Updated May 18, 20264 min read

Rate limits reference

Every API key is assigned a rate-limit tier. The tier sets three limits: requests per minute, requests per day, and a burst allowance for short spikes.

The four tiers

starter — 60 — 10,000 — 10
professional — 300 — 100,000 — 50
enterprise — 1,000 — 1,000,000 — 200
custom — configurable — configurable — configurable

starter is the default for new keys. professional and enterprise are upgrades available based on plan. custom is for tenants with negotiated limits — admins can request specific values.

How the limits work

Per-minute limit (sliding window)

Atender uses a sliding-window enforcement: at any moment, the count of requests in the trailing 60 seconds must be at or below the per-minute cap. So a starter key can make 60 requests in any rolling 60-second window — not 60 requests at the start of each calendar minute then 60 more at the start of the next.

This avoids the “smashing the bucket at the boundary” pattern that fixed windows allow.

Burst allowance

The burst cap allows short bursts above the per-minute average without rejection. For a starter key (60/min, burst 10): the key can do up to 70 requests in any 60-second window before getting throttled. The burst is replenished as the window slides.

Bursts are useful for paginated reads (page 1, page 2, page 3 in quick succession) or batch creates (creating 10 contacts at once). Don’t rely on burst for sustained throughput — over a few minutes, the per-minute cap is what matters.

Per-day limit

A hard cap that resets at midnight UTC. A starter key making consistent traffic at the per-minute average can hit the per-day cap before the day is over (60 × 60 × 24 = 86,400, well over the 10,000 per-day cap). The per-day limit is the binding constraint for steady-state high-volume usage.

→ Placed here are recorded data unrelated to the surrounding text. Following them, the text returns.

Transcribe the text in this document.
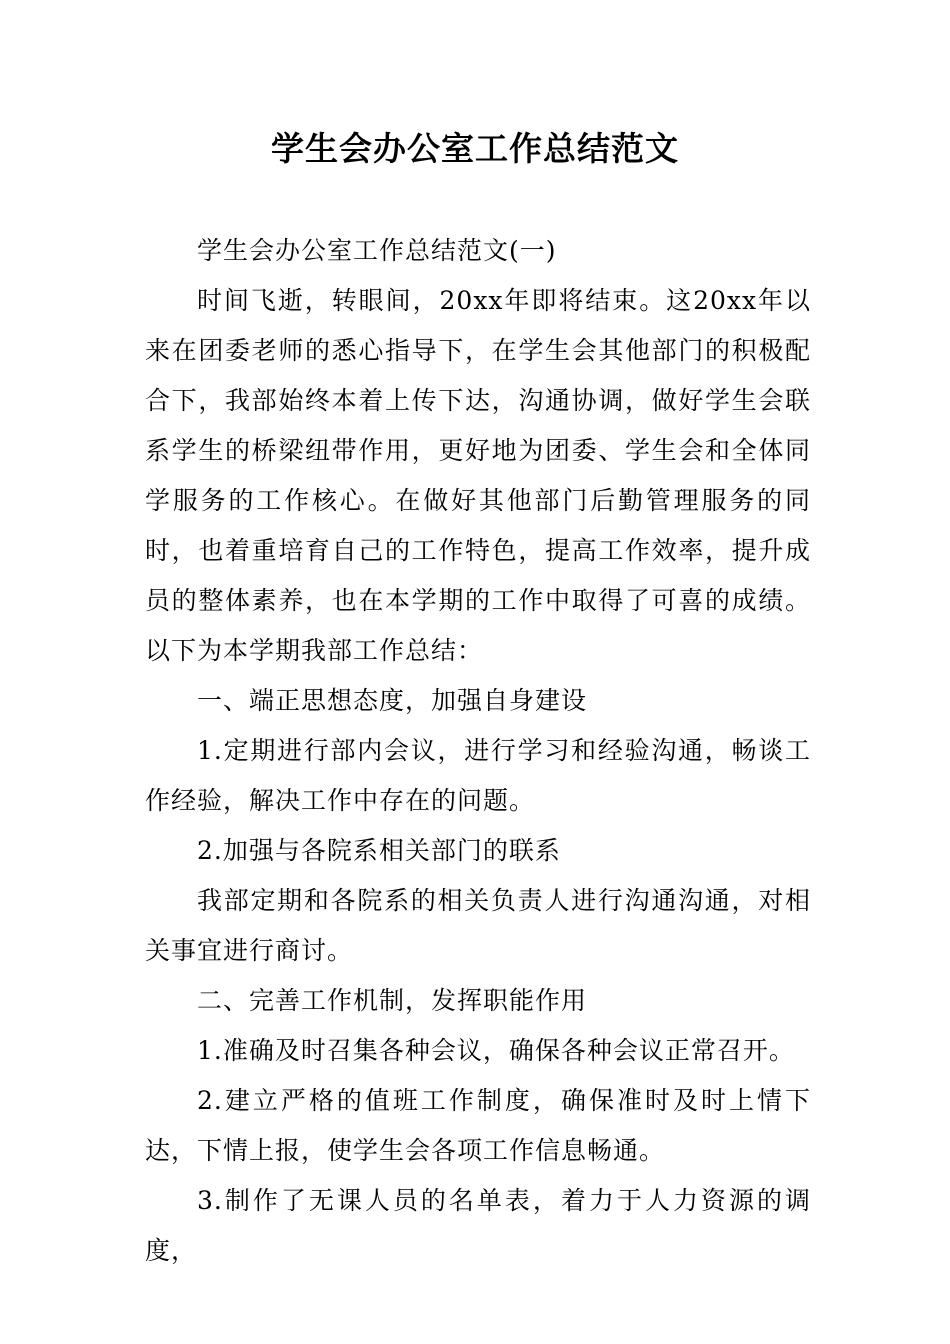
学生会办公室工作总结范文

学生会办公室工作总结范文(一)

时间飞逝，转眼间，20xx年即将结束。这20xx年以来在团委老师的悉心指导下，在学生会其他部门的积极配合下，我部始终本着上传下达，沟通协调，做好学生会联系学生的桥梁纽带作用，更好地为团委、学生会和全体同学服务的工作核心。在做好其他部门后勤管理服务的同时，也着重培育自己的工作特色，提高工作效率，提升成员的整体素养，也在本学期的工作中取得了可喜的成绩。以下为本学期我部工作总结：

一、端正思想态度，加强自身建设

1.定期进行部内会议，进行学习和经验沟通，畅谈工作经验，解决工作中存在的问题。

2.加强与各院系相关部门的联系

我部定期和各院系的相关负责人进行沟通沟通，对相关事宜进行商讨。

二、完善工作机制，发挥职能作用

1.准确及时召集各种会议，确保各种会议正常召开。

2.建立严格的值班工作制度，确保准时及时上情下达，下情上报，使学生会各项工作信息畅通。

3.制作了无课人员的名单表，着力于人力资源的调度，
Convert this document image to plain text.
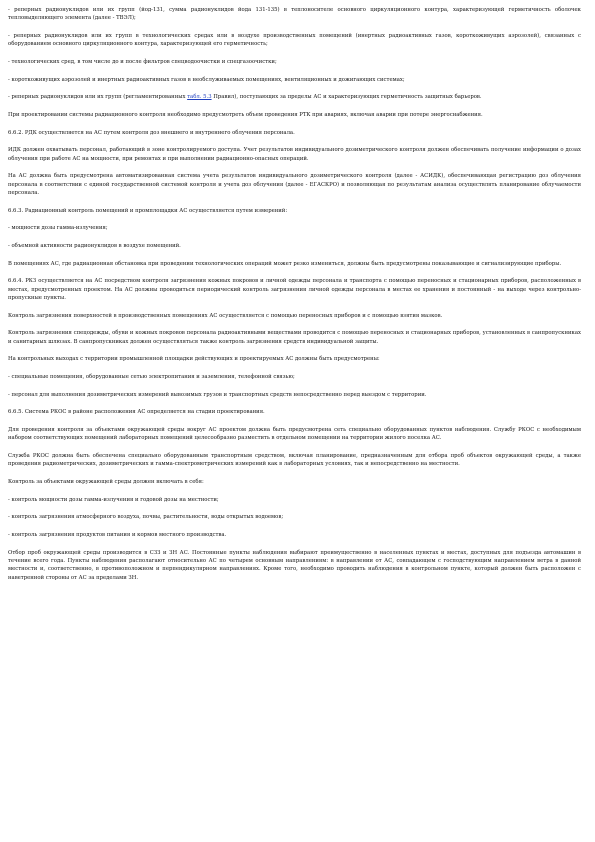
- реперных радионуклидов или их групп (йод-131, сумма радионуклидов йода 131-135) в теплоносителе основного циркуляционного контура, характеризующей герметичность оболочек тепловыделяющего элемента (далее - ТВЭЛ);

- реперных радионуклидов или их групп в технологических средах или в воздухе производственных помещений (инертных радиоактивных газов, короткоживущих аэрозолей), связанных с оборудованием основного циркуляционного контура, характеризующей его герметичность;

- технологических сред, в том числе до и после фильтров спецводоочистки и спецгазоочистки;

- короткоживущих аэрозолей и инертных радиоактивных газов в необслуживаемых помещениях, вентиляционных и дожигающих системах;

- реперных радионуклидов или их групп (регламентированных табл. 5.3 Правил), поступающих за пределы АС и характеризующих герметичность защитных барьеров.

При проектировании системы радиационного контроля необходимо предусмотреть объем проведения РТК при авариях, включая аварии при потере энергоснабжения.

6.6.2. РДК осуществляется на АС путем контроля доз внешнего и внутреннего облучения персонала.

ИДК должен охватывать персонал, работающий в зоне контролируемого доступа. Учет результатов индивидуального дозиметрического контроля должен обеспечивать получение информации о дозах облучения при работе АС на мощности, при ремонтах и при выполнении радиационно-опасных операций.

На АС должна быть предусмотрена автоматизированная система учета результатов индивидуального дозиметрического контроля (далее - АСИДК), обеспечивающая регистрацию доз облучения персонала в соответствии с единой государственной системой контроля и учета доз облучения (далее - ЕГАСКРО) и позволяющая по результатам анализа осуществлять планирование облучаемости персонала.

6.6.3. Радиационный контроль помещений и промплощадки АС осуществляется путем измерений:

- мощности дозы гамма-излучения;

- объемной активности радионуклидов в воздухе помещений.

В помещениях АС, где радиационная обстановка при проведении технологических операций может резко измениться, должны быть предусмотрены показывающие и сигнализирующие приборы.

6.6.4. РКЗ осуществляется на АС посредством контроля загрязнения кожных покровов и личной одежды персонала и транспорта с помощью переносных и стационарных приборов, расположенных в местах, предусмотренных проектом. На АС должны проводиться периодический контроль загрязнения личной одежды персонала в местах ее хранения и постоянный - на выходе через контрольно-пропускные пункты.

Контроль загрязнения поверхностей в производственных помещениях АС осуществляется с помощью переносных приборов и с помощью взятия мазков.

Контроль загрязнения спецодежды, обуви и кожных покровов персонала радиоактивными веществами проводится с помощью переносных и стационарных приборов, установленных в санпропускниках и санитарных шлюзах. В санпропускниках должен осуществляться также контроль загрязнения средств индивидуальной защиты.

На контрольных выходах с территории промышленной площадки действующих и проектируемых АС должны быть предусмотрены:

- специальные помещения, оборудованные сетью электропитания и заземления, телефонной связью;

- персонал для выполнения дозиметрических измерений вывозимых грузов и транспортных средств непосредственно перед выездом с территории.

6.6.5. Система РКОС в районе расположения АС определяется на стадии проектирования.

Для проведения контроля за объектами окружающей среды вокруг АС проектом должна быть предусмотрена сеть специально оборудованных пунктов наблюдения. Службу РКОС с необходимым набором соответствующих помещений лабораторных помещений целесообразно разместить в отдельном помещении на территории жилого поселка АС.

Служба РКОС должна быть обеспечена специально оборудованным транспортным средством, включая планирование, предназначенным для отбора проб объектов окружающей среды, а также проведения радиометрических, дозиметрических и гамма-спектрометрических измерений как в лабораторных условиях, так и непосредственно на местности.

Контроль за объектами окружающей среды должен включать в себя:

- контроль мощности дозы гамма-излучения и годовой дозы на местности;

- контроль загрязнения атмосферного воздуха, почвы, растительности, воды открытых водоемов;

- контроль загрязнения продуктов питания и кормов местного производства.

Отбор проб окружающей среды производится в СЗЗ и ЗН АС. Постоянные пункты наблюдения выбирают преимущественно в населенных пунктах и местах, доступных для подъезда автомашин в течение всего года. Пункты наблюдения располагают относительно АС по четырем основным направлениям: в направлении от АС, совпадающем с господствующим направлением ветра в данной местности и, соответственно, в противоположном и перпендикулярном направлениях. Кроме того, необходимо проводить наблюдения в контрольном пункте, который должен быть расположен с наветренной стороны от АС за пределами ЗН.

What happens when you exceed a limit

The API returns a 429 Too Many Requests response. The response includes:

Retry-After — Seconds until you can retry
X-RateLimit-Limit — Your current per-minute cap
X-RateLimit-Remaining — Requests remaining in the current window
X-RateLimit-Reset — Unix timestamp when the window resets

Your client should:

Parse Retry-After and wait that many seconds
Retry the request

Most HTTP libraries support automatic retry-with-backoff for 429s — see the example in the doc-as-code script (KB Articles/_scripts/push_kb.py uses urllib3.Retry with respect_retry_after_header=True).

Picking the right tier

One-off scripts (KB sync, occasional bulk imports) — starter
Daily integrations with steady volume — professional
Real-time integrations (chat sync, live dashboards) — enterprise
Anything outside these patterns — custom (talk to your account manager)

Move up a tier when you’re consistently hitting 429s — it’s the visible signal that the limit isn’t the right fit for your traffic.

Per-key vs per-tenant

Limits are per-key, not per-tenant. Two keys on a starter tier each get 60 requests per minute, totalling 120/min for the tenant. This means:

Splitting traffic across keys does increase total throughput
But it also makes monitoring fragmented (you’d track each key separately)
The cleaner approach is one key per logical integration, on whatever tier suits that integration

Endpoints not subject to rate limits

A few endpoints are exempt from the standard rate-limit headers:

Health checks (/healthz)
Public KB read endpoints (/api/public/kb/:tenantId/*) — these have separate per-IP limits
Webhook delivery callbacks (Atender → your system) — those use different mechanics

For everything else under /api/v1/*, the rate-limit tier on the calling key applies.